Booth Id:
CBIO038
Category:
Computational Biology and Bioinformatics
Year:
2023
Finalist Names:
Yoon, Elliott (School: Tenafly High School)
Abstract:
Hepatocyte growth factor receptor (HGFR or c-MET) is a receptor tyrosine kinase that has been found to be linked to cancer, with malignant mutations causing tumor growth, angiogenesis, and metastasis. While previous research has explored the potential of inhibiting c-MET to prevent various oncogenic pathways, there exists no comprehensive inhibitor treatment against c-MET. This research presents a novel two-model machine learning pipeline for predicting new small-molecule inhibitors of the c-MET tyrosine kinase, discovering potential drug candidates more quickly and effectively than traditional in-vitro methods.
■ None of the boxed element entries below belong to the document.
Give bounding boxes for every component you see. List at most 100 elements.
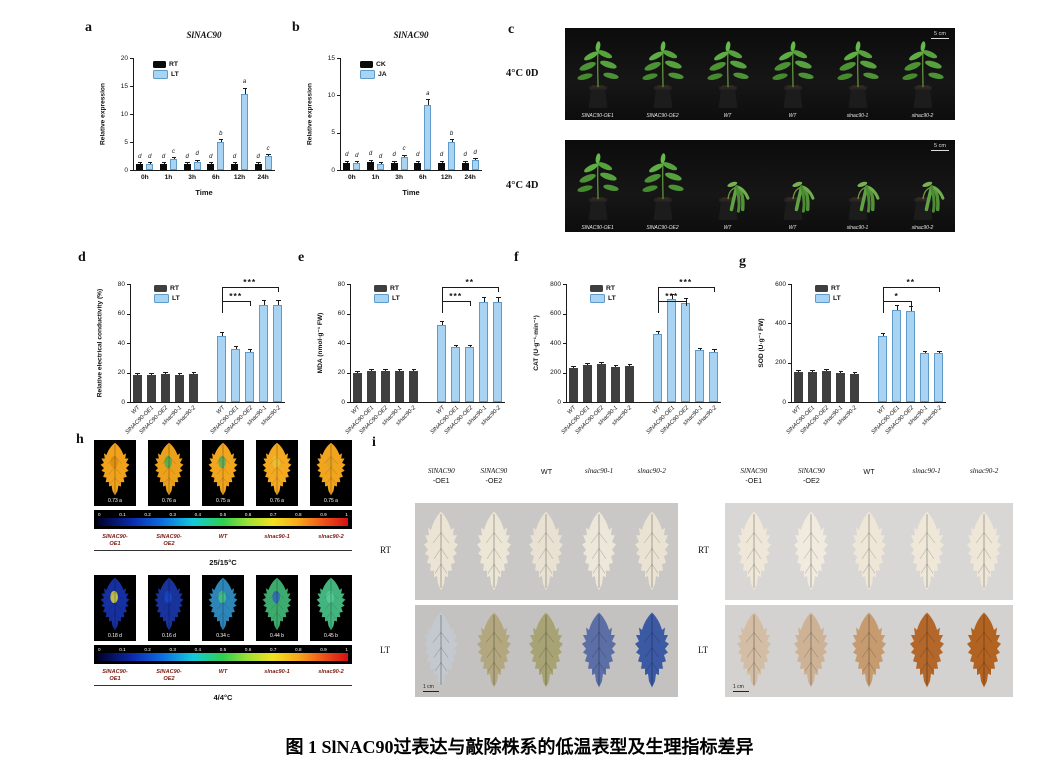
mda-chart: 0 20 40 60 80 MDA (nmol·g⁻¹ FW) RT LT WT SlNAC90-… — [296, 248, 518, 440]
significance-stars: * — [894, 290, 899, 301]
error-bar-cap — [191, 371, 196, 373]
x-axis — [340, 170, 482, 172]
fv-fm-value: 0.18 d — [108, 633, 122, 639]
column-header: SlNAC90 -OE1 — [722, 467, 786, 486]
rt-bar — [380, 371, 390, 402]
error-bar — [249, 349, 251, 352]
significance-letter: d — [161, 153, 166, 160]
error-bar-cap — [402, 154, 407, 156]
error-bar-cap — [171, 157, 177, 159]
error-bar — [475, 158, 477, 161]
line-label-text: slnac90-1 — [264, 669, 290, 675]
legend-swatch-lt — [154, 294, 169, 303]
y-tick-mark — [130, 114, 133, 115]
column-header: slnac90-2 — [952, 467, 1016, 476]
x-axis — [133, 170, 275, 172]
column-header-line: SlNAC90 — [480, 467, 508, 475]
error-bar — [451, 139, 453, 142]
y-tick-label: 600 — [550, 310, 561, 317]
rt-bar — [254, 164, 262, 170]
sig-bracket-drop — [497, 287, 499, 292]
rt-bar — [624, 365, 634, 402]
error-bar-cap — [482, 296, 487, 298]
error-bar-cap — [411, 369, 416, 370]
x-axis-title: Time — [195, 188, 213, 197]
column-header: SlNAC90 -OE2 — [462, 467, 526, 486]
error-bar-cap — [838, 371, 843, 373]
plant-line-label: SlNAC90-OE1 — [581, 225, 614, 231]
plant-line-label: WT — [788, 225, 797, 231]
error-bar-cap — [185, 162, 190, 164]
legend-swatch-lt — [374, 294, 389, 303]
y-tick-label: 20 — [120, 54, 128, 62]
column-header: WT — [837, 467, 901, 476]
leaf-image — [794, 612, 829, 688]
panel-a-letter: a — [85, 20, 92, 35]
significance-letter: c — [402, 146, 406, 153]
legend-item: LT — [815, 294, 841, 303]
stained-leaf — [468, 509, 521, 595]
stained-leaf — [840, 509, 898, 595]
legend-label: LT — [171, 70, 179, 78]
plant: WT — [695, 30, 760, 120]
error-bar-cap — [266, 154, 271, 155]
error-bar-cap — [599, 361, 604, 363]
rt-bar — [793, 371, 803, 402]
tomato-plant-image — [641, 41, 684, 108]
error-bar-cap — [219, 139, 224, 141]
leaf-image — [100, 577, 130, 631]
fv-fm-value: 0.75 a — [324, 498, 338, 504]
x-axis — [130, 402, 285, 404]
error-bar-cap — [894, 304, 900, 306]
error-bar-cap — [824, 368, 829, 370]
error-bar — [629, 363, 631, 366]
legend-label: RT — [170, 285, 180, 292]
line-label-text: SlNAC90- — [102, 669, 128, 675]
plant-line-label: SlNAC90-OE2 — [646, 113, 679, 119]
significance-stars: ** — [906, 276, 916, 287]
line-label-text: OE2 — [163, 540, 175, 547]
scale-bar-text: 1 cm — [423, 683, 434, 690]
legend-swatch-lt — [815, 294, 830, 303]
rt-bar — [821, 370, 831, 402]
plant: SlNAC90-OE2 — [630, 30, 695, 120]
leaf-image — [634, 511, 669, 591]
y-tick-label: 40 — [117, 339, 125, 347]
leaf-image — [154, 442, 184, 496]
color-scale-tick: 0.4 — [194, 647, 202, 652]
lt-bar — [695, 350, 705, 402]
lt-bar — [424, 105, 432, 170]
y-axis — [566, 284, 568, 402]
sod-chart: 0 200 400 600 SOD (U·g⁻¹ FW) RT LT WT SlNAC90-OE… — [737, 248, 967, 440]
error-bar-cap — [698, 347, 703, 349]
sinac90-ck-ja-expression-chart: 0 5 10 15 Relative expression SlNAC90 CK JA 0h d d… — [292, 18, 500, 236]
column-header-line: -OE2 — [485, 476, 503, 486]
error-bar-cap — [262, 299, 267, 301]
rt-bar — [835, 373, 845, 402]
chart-title: SlNAC90 — [393, 30, 429, 40]
y-tick-mark — [127, 372, 130, 374]
significance-letter: a — [426, 90, 430, 97]
lt-bar — [264, 156, 272, 170]
line-label: WT — [197, 534, 249, 541]
error-bar — [465, 160, 467, 163]
legend-item: CK — [360, 61, 387, 68]
panel-f: f 0 200 400 600 800 CAT (U·g⁻¹·min⁻¹) RT LT WT Sl… — [512, 248, 738, 440]
x-axis — [791, 402, 946, 404]
significance-letter: a — [242, 79, 247, 86]
row-label-rt: RT — [380, 545, 391, 555]
y-tick-mark — [337, 132, 340, 134]
rt-bar — [160, 373, 170, 402]
error-bar — [587, 363, 589, 366]
color-scale-tick: 0.1 — [119, 647, 126, 652]
line-label: slnac90-1 — [251, 669, 303, 676]
plant-line-label: WT — [723, 113, 732, 119]
stained-leaf — [783, 509, 841, 595]
lt-bar — [479, 301, 489, 402]
x-tick-label: 12h — [233, 174, 246, 181]
y-tick-mark — [337, 170, 340, 171]
stained-leaf — [898, 610, 956, 692]
line-label-text: WT — [218, 669, 228, 675]
tomato-plant-image — [706, 41, 749, 108]
error-bar-cap — [810, 369, 815, 371]
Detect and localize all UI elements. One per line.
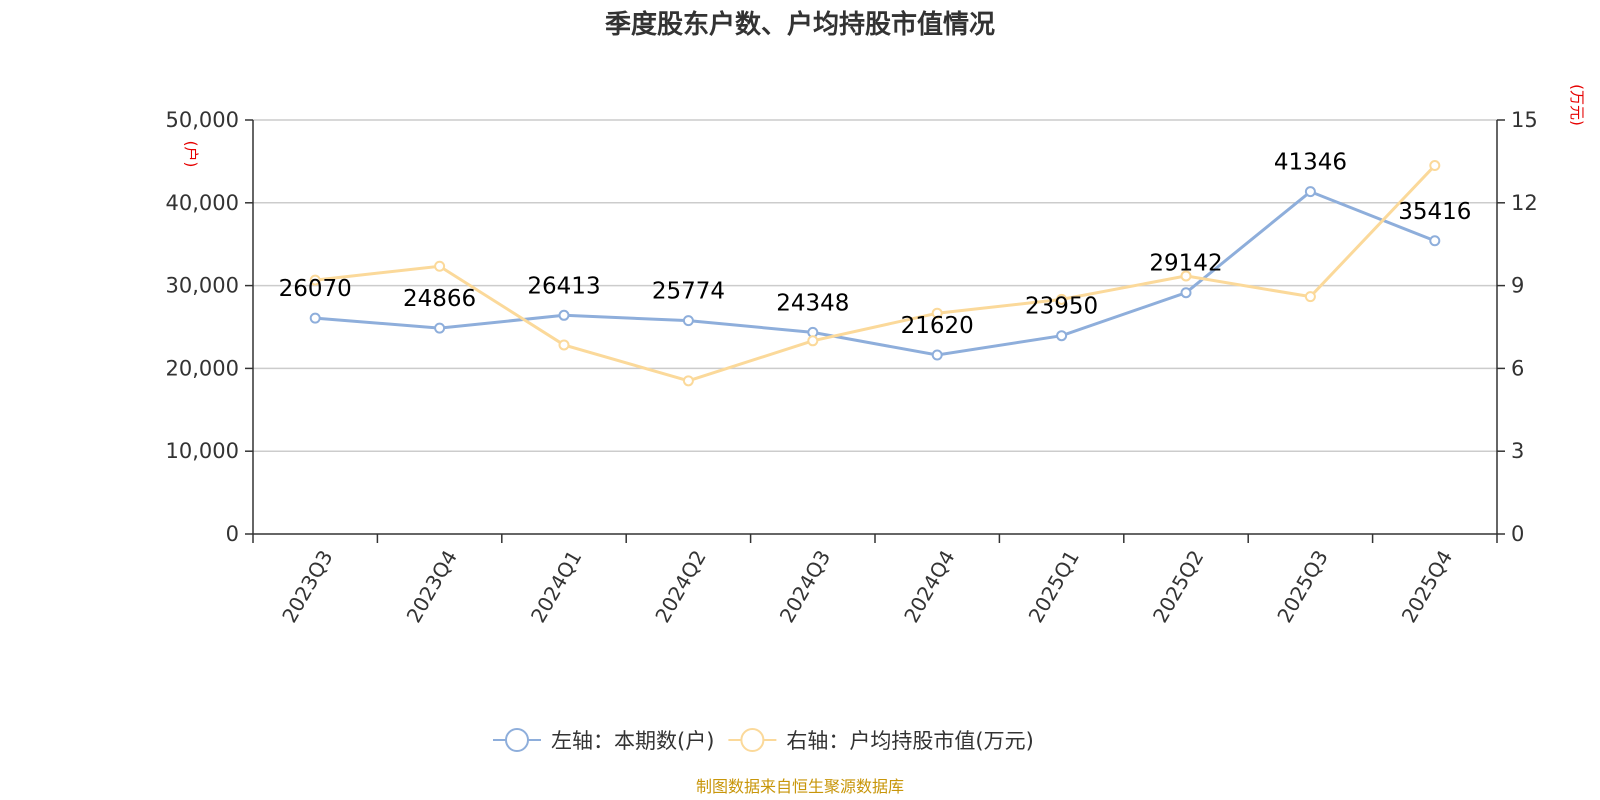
x-tick-label: 2024Q1 — [526, 546, 586, 627]
data-point — [1429, 160, 1441, 172]
data-label: 21620 — [901, 313, 974, 339]
series-layer — [309, 160, 1441, 387]
data-label: 26413 — [527, 273, 600, 299]
x-tick-label: 2025Q4 — [1397, 546, 1457, 627]
right-tick-label: 15 — [1511, 108, 1538, 132]
legend-marker — [740, 728, 765, 752]
data-label: 26070 — [279, 276, 352, 302]
left-axis-unit: (户) — [182, 141, 200, 168]
data-labels: 26070 24866 26413 25774 24348 21620 23950 29142… — [279, 150, 1472, 339]
data-point — [1180, 287, 1192, 299]
x-tick-label: 2023Q3 — [277, 546, 337, 627]
left-tick-label: 40,000 — [166, 191, 239, 215]
data-point — [558, 339, 570, 351]
x-tick-label: 2024Q2 — [650, 546, 710, 627]
left-tick-label: 30,000 — [166, 274, 239, 298]
data-point — [309, 312, 321, 324]
data-label: 25774 — [652, 279, 725, 305]
legend-entry: 左轴：本期数(户) — [551, 729, 714, 753]
right-tick-label: 9 — [1511, 274, 1524, 298]
series-line — [315, 189, 1436, 357]
data-point — [1429, 235, 1441, 247]
x-tick-label: 2024Q3 — [775, 546, 835, 627]
right-tick-label: 0 — [1511, 522, 1524, 546]
x-tick-label: 2023Q4 — [402, 546, 462, 627]
data-point — [1056, 293, 1068, 305]
source-note: 制图数据来自恒生聚源数据库 — [696, 777, 904, 796]
left-tick-label: 0 — [226, 522, 239, 546]
chart-title: 季度股东户数、户均持股市值情况 — [605, 9, 995, 40]
data-point — [309, 274, 321, 286]
data-point — [807, 335, 819, 347]
data-point — [931, 307, 943, 319]
data-label: 35416 — [1398, 199, 1471, 225]
data-point — [434, 322, 446, 334]
left-tick-label: 50,000 — [166, 108, 239, 132]
data-point — [1304, 186, 1316, 198]
legend: 左轴：本期数(户) 右轴：户均持股市值(万元) — [493, 728, 1034, 753]
grid — [253, 119, 1497, 452]
right-tick-label: 6 — [1511, 356, 1524, 380]
data-point — [931, 349, 943, 361]
right-tick-label: 12 — [1511, 191, 1538, 215]
left-tick-label: 10,000 — [166, 439, 239, 463]
x-tick-label: 2025Q3 — [1272, 546, 1332, 627]
data-label: 23950 — [1025, 294, 1098, 320]
right-tick-label: 3 — [1511, 439, 1524, 463]
x-tick-label: 2025Q2 — [1148, 546, 1208, 627]
data-label: 24348 — [776, 290, 849, 316]
data-label: 29142 — [1149, 251, 1222, 277]
legend-marker — [505, 728, 529, 752]
data-point — [434, 260, 446, 272]
data-point — [1180, 270, 1192, 282]
legend-entry: 右轴：户均持股市值(万元) — [786, 729, 1033, 753]
data-label: 41346 — [1274, 150, 1347, 176]
data-point — [682, 375, 694, 387]
data-point — [682, 315, 694, 327]
data-point — [1056, 330, 1068, 342]
data-point — [1304, 291, 1316, 303]
axes: 0 0 10,000 3 20,000 6 30,000 9 40,000 12 50,000 15 2… — [166, 108, 1538, 627]
right-axis-unit: (万元) — [1568, 84, 1586, 126]
x-tick-label: 2024Q4 — [899, 546, 959, 627]
series-line — [315, 164, 1436, 383]
data-point — [558, 309, 570, 321]
x-tick-label: 2025Q1 — [1024, 546, 1084, 627]
data-label: 24866 — [403, 286, 476, 312]
left-tick-label: 20,000 — [166, 356, 239, 380]
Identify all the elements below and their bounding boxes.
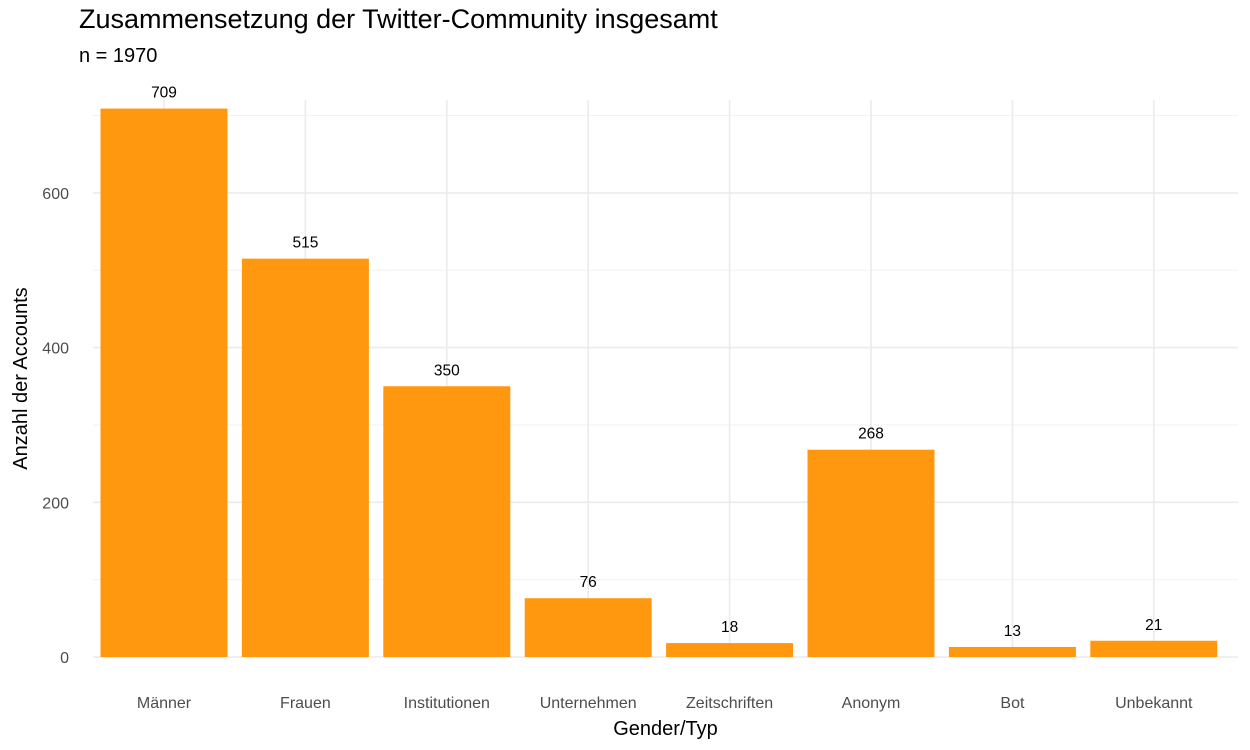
y-tick-label: 200 (42, 495, 69, 512)
chart-subtitle: n = 1970 (79, 45, 158, 67)
bar (948, 646, 1076, 657)
data-label: 515 (292, 235, 318, 252)
x-tick-label: Unternehmen (540, 695, 637, 712)
bar (1090, 640, 1218, 657)
data-label: 350 (434, 362, 460, 379)
bar (807, 449, 935, 657)
bar (383, 386, 511, 657)
data-label: 21 (1145, 617, 1162, 634)
x-tick-labels: Männer Frauen Institutionen Unternehmen Zeit… (137, 695, 1193, 712)
x-axis-title: Gender/Typ (613, 718, 718, 740)
chart-title: Zusammensetzung der Twitter-Community in… (79, 4, 718, 34)
x-tick-label: Unbekannt (1115, 695, 1193, 712)
bar (100, 108, 228, 657)
data-labels: 709 515 350 76 18 268 13 21 (151, 85, 1162, 640)
y-tick-label: 400 (42, 341, 69, 358)
data-label: 18 (721, 619, 738, 636)
bar (241, 258, 369, 657)
y-tick-label: 600 (42, 186, 69, 203)
x-tick-label: Männer (137, 695, 192, 712)
y-tick-labels: 0 200 400 600 (42, 186, 69, 667)
x-tick-label: Frauen (280, 695, 331, 712)
bar (666, 643, 794, 657)
x-tick-label: Anonym (842, 695, 901, 712)
data-label: 76 (580, 574, 597, 591)
x-tick-label: Bot (1000, 695, 1025, 712)
y-tick-label: 0 (60, 650, 69, 667)
data-label: 13 (1004, 623, 1021, 640)
bar (524, 598, 652, 657)
y-axis-title: Anzahl der Accounts (10, 287, 32, 469)
x-tick-label: Zeitschriften (686, 695, 773, 712)
bars (100, 108, 1218, 657)
data-label: 268 (858, 426, 884, 443)
data-label: 709 (151, 85, 177, 102)
x-tick-label: Institutionen (404, 695, 490, 712)
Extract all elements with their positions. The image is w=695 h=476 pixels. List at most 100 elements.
The first model used in this pipeline is an ensemble of five K-Nearest Neighbors (KNN) Classifiers, which were trained to identify molecules as potential inhibitors or non-inhibitors of c-MET based on patterns in molecular structure. The potential inhibitors identified by the KNN Classifiers were then fed into the second model of the pipeline, a regression Neural Network trained to predict a molecule’s potency in inhibiting c-MET. Potency was measured with half-maximal inhibitory concentration (IC50), which indicates the molar concentration required to inhibit c-MET function by 50%.
Out of the over 1.9 million molecules screened by the pipeline, 4456 molecules were selected as potential inhibitors (IC50 less than 10 µM), and 12 of them were predicted to be especially potent inhibitors, with IC50 values less than 10 nM.
Overall, the designed computational pipeline can potentially serve as a powerful drug discovery tool, able to screen molecules in seconds, and was able to identify several molecules that represent highly promising drug candidates against c-MET.